Wenn die Erwerbsfähigkeit des Versicherten nach ärztlichem Gutachten erheblich gefährdet oder gemindert ist, kann die Krankenkasse dem Versicherten eine Frist von 10 Wochen setzen, um einen Reha-Antrag zu stellen.

In der Praxis gibt es jedoch wie so oft Sonderfälle. So beantragte ich z.B. vor einiger Zeit einen stationären Aufenthalt in einer spezialisierten Fachklinik, zu der mir auch bereits einige Ärzte geraten hatten. Die Krankenkasse wollte die Kosten jedoch nicht tragen. Im ersten Schritt lehnte sie die Behandlung ab mit dem Argument, dass eine ambulante Behandlung ausreichen würde. Im zweiten Schritt nach meinem Widerspruch dann erhielt ich obige Aufforderung, da der MDK nun der Meinung war, dass meine Arbeitsfähigkeit erheblich gefährdet sei...
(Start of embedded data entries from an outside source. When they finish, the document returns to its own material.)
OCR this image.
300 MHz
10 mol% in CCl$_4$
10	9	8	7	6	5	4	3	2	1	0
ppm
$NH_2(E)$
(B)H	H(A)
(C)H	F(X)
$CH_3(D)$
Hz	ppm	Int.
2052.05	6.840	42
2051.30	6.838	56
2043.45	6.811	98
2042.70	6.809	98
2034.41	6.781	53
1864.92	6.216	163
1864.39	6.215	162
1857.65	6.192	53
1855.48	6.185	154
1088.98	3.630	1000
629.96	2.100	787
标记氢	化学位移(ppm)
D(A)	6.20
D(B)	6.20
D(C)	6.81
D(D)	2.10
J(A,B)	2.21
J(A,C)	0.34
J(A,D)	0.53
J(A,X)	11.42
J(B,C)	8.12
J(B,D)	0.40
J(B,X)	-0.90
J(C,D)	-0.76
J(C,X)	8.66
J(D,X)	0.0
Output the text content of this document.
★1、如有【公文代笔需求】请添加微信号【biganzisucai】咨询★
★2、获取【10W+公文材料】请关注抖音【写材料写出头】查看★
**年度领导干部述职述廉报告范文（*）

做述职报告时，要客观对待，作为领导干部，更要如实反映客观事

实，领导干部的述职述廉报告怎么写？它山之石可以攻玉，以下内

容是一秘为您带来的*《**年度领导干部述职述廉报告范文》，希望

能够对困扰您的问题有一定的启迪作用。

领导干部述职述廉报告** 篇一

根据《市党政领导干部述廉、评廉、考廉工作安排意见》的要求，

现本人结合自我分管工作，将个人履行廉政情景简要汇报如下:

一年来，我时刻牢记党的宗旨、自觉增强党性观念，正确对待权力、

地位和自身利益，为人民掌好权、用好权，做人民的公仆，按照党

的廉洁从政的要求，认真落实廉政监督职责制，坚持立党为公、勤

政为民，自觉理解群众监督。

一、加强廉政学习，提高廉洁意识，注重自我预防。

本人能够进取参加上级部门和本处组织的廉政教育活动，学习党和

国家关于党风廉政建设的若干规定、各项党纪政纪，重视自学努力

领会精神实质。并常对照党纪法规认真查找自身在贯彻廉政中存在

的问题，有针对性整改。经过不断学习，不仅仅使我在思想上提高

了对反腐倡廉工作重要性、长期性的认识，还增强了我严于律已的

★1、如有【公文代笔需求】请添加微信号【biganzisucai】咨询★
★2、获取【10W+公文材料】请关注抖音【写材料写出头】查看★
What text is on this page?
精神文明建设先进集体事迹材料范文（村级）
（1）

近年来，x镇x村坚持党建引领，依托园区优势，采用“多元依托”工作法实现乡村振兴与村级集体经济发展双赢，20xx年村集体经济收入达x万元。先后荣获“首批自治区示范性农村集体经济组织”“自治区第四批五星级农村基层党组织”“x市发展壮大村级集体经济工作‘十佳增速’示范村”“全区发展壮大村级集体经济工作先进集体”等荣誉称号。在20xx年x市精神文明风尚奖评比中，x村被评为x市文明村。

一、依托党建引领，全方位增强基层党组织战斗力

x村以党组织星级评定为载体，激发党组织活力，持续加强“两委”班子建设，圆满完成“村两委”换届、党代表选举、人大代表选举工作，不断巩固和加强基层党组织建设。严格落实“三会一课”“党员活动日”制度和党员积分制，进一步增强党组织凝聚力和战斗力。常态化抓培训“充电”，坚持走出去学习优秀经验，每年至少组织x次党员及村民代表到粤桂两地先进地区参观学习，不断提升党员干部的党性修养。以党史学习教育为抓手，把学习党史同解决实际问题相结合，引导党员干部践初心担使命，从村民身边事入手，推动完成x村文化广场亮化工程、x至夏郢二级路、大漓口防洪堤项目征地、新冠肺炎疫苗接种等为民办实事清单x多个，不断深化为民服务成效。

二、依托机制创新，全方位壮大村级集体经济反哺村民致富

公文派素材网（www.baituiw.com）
Hier habe ich damals den Fehler gemacht, und mich von der Aufforderung einschüchtern lassen. Letztlich hat die Krankenkasse ja das Recht, das Krankengeld zu stoppen, wenn ich der Aufforderung nicht nachkomme.

Laut des später eingeschalteten Anwalts hätte ich jedoch damals hart bleiben müssen, und auf die stationäre Behandlung in der Fachklinik bestehen müssen. Aber wie er auch sagte: "Es war ein sehr spezieller Sonderfall, den alle zu spät als solchen bearbeitet haben".

Also:Schauen Sie für sich immer wieder genau nach, und besprechen Sie vor allem mit Ihren behandelnden Ärzten und idealerweise Rechtsbeauftragten, was zu tun ist.